I soggetti beneficiari. Possono accedere al credito d’imposta tutti i soggetti titolari di reddito d’impresa, indipendentemente dalla loro natura giuridica, dalla dimensione aziendale, dal settore economico in cui operano, nonché dal regime contabile adottato. Unica condizione è che effettuino investimenti destinati a strutture produttive ubicate in Italia. La circolare precisa inoltre che sono ammesse all’agevolazione sia le imprese residenti nel territorio dello stato che le stabili organizzazioni nel territorio dello stato di soggetti non residenti e che possono beneficiare dell’agevolazione anche gli enti non commerciali con esclusivo riferimento all’attività commerciale eventualmente esercitata. Avranno accesso al beneficio sia le imprese già esistenti al 25 giugno 2014, sia quelle costituite in epoca successiva a condizione però che se esercitano attività industriali a rischio di incidenti sul lavoro, siano in grado di documentare il rispetto degli obblighi in materia di sicurezza sul lavoro ex dlgs 334/1999 e successive modificazioni.

Investimenti agevolabili. Il credito d’imposta si riferisce unicamente agli investimenti in beni strumentali nuovi compresi nella divisione 28 – fabbricazione di macchinari e apparecchiature – della tabella Ateco 2007. A tale riguardo – si legge nella circolare n. 5/e – occorre verificare se i beni strumentali acquisiti sono classificabili in una delle sottocategorie appartenenti alla divisione 28 della tabella Ateco 2007 indipendentemente dalla denominazione attribuita ai beni dalla tabella stessa (macchinari, apparecchiature, impianti, attrezzature ecc.) e senza tener conto del codice attività Iva dell’impresa che cede i beni agevolabili. Nel caso di investimenti in beni strumentali complessi possono rientrare nell’agevolazione anche beni non ricompresi nella divisione 28 qualora gli stessi siano necessari al funzionamento del macchinario stesso (computer, centraline, monitor ecc.). Non potranno invece mai formare costo agevolabile le spese destinate all’acquisto di beni merce o di materiali di consumo. I beni strumentali devono essere nuovi e quindi sono esclusi dall’agevolazione i beni già utilizzati a qualunque titolo con l’unica eccezione di quelli esposti nello show room aziendale a scopo dimostrativo.

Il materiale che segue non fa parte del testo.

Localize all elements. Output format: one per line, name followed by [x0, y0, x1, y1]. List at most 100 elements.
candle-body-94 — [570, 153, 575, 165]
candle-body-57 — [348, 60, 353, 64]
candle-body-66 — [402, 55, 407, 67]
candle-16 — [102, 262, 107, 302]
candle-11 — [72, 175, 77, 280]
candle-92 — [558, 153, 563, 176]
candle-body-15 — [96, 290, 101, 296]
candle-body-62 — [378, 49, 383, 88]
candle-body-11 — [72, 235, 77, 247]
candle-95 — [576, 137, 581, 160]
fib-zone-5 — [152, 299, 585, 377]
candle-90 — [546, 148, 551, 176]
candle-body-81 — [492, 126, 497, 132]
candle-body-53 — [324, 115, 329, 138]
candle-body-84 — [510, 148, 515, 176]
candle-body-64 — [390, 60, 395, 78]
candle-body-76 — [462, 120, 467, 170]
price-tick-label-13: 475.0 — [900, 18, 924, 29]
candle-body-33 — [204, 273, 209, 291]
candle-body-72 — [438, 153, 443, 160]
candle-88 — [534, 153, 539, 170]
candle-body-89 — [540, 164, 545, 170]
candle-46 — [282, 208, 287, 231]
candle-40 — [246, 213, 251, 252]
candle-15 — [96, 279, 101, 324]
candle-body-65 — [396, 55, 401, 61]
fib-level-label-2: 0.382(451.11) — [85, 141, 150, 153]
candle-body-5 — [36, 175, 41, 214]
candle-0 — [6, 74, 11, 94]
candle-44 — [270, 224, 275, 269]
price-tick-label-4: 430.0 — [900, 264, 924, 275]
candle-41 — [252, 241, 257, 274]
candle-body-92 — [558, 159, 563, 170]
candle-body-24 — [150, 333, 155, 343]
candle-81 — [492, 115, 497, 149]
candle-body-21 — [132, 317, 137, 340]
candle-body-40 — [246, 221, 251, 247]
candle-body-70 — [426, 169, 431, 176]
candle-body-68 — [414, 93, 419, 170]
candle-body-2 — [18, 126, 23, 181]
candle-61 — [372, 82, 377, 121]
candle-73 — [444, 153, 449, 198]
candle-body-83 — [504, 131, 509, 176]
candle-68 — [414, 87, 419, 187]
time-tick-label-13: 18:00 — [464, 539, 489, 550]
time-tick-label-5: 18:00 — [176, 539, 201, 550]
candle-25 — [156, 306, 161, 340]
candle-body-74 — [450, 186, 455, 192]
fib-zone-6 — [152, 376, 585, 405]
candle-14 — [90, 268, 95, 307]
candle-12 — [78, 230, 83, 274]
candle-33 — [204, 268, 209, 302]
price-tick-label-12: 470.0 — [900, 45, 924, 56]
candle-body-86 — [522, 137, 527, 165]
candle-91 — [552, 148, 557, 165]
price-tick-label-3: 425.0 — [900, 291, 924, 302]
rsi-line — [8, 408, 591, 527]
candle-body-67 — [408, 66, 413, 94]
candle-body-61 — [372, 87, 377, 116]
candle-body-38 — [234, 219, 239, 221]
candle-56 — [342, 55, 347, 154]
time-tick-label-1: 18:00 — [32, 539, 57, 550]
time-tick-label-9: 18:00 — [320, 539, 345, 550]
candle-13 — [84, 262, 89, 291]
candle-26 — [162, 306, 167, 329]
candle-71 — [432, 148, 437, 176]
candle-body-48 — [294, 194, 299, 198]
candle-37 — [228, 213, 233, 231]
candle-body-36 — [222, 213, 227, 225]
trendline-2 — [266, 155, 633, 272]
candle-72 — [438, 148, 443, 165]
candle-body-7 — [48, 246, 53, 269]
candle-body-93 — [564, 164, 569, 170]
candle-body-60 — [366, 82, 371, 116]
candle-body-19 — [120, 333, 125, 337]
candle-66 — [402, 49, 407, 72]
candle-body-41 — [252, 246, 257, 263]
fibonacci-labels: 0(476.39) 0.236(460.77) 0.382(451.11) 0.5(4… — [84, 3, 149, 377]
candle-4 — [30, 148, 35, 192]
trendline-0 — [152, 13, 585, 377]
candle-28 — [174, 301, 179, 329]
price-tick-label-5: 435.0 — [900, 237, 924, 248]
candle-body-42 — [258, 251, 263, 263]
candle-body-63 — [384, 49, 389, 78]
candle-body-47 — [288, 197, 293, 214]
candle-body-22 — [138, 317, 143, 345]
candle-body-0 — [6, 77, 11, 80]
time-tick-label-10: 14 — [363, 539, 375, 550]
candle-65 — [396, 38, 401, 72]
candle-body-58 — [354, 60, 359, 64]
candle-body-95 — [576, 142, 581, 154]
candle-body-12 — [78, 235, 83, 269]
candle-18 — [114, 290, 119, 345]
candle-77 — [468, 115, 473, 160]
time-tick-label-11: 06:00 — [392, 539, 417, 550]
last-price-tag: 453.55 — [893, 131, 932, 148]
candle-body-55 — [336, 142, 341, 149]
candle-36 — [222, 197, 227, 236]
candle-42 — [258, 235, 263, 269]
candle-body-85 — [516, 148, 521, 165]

Determinazione del credito d’imposta. Il credito d’imposta è pari al 15% delle spese per beni strumentali nuovi sostenute in eccedenza rispetto alla media dei cinque periodi d’imposta precedenti. Per omogeneità dei valori la circolare precisa che la media aritmetica per gli esercizi precedenti va costruita prendendo a riferimento solo gli investimenti in beni strumentali nuovi ricompresi nella divisione 28 della tabella Ateco, realizzati nei cinque periodi di imposta precedenti, con possibilità di escludere dal calcolo il periodo di imposta in cui l’investimento è stato maggiore. Nel calcolo della media degli investimenti del quinquennio precedente occorre considerare anche gli esercizi in cui tali investimenti non sono stati effettuati. Per quanto riguarda invece l’importo minimo dell’investimento agevolabile pari a 10 mila euro, la circolare precisa come lo stesso debba riguardare ciascun progetto di investimento e non il singolo bene che lo compongono, inserendo nel progetto stesso anche le spese per gli oneri di diretta imputazione quali, per esempio, i costi di trasporto, montaggio e installazione. Sempre per omogeneità dalla media vanno esclusi gli investimenti di valore inferiore a 10 mila euro nonché i beni destinati a strutture produttive ubicate fuori del territorio dello stato. Una volta determinato il credito d’imposta spettante lo stesso non è soggetto né al limite di 250 mila euro previsto dalla normativa vigente per i crediti agevolabili né a quello di 700 mila euro previsto per la compensazione annuale di crediti e contributi.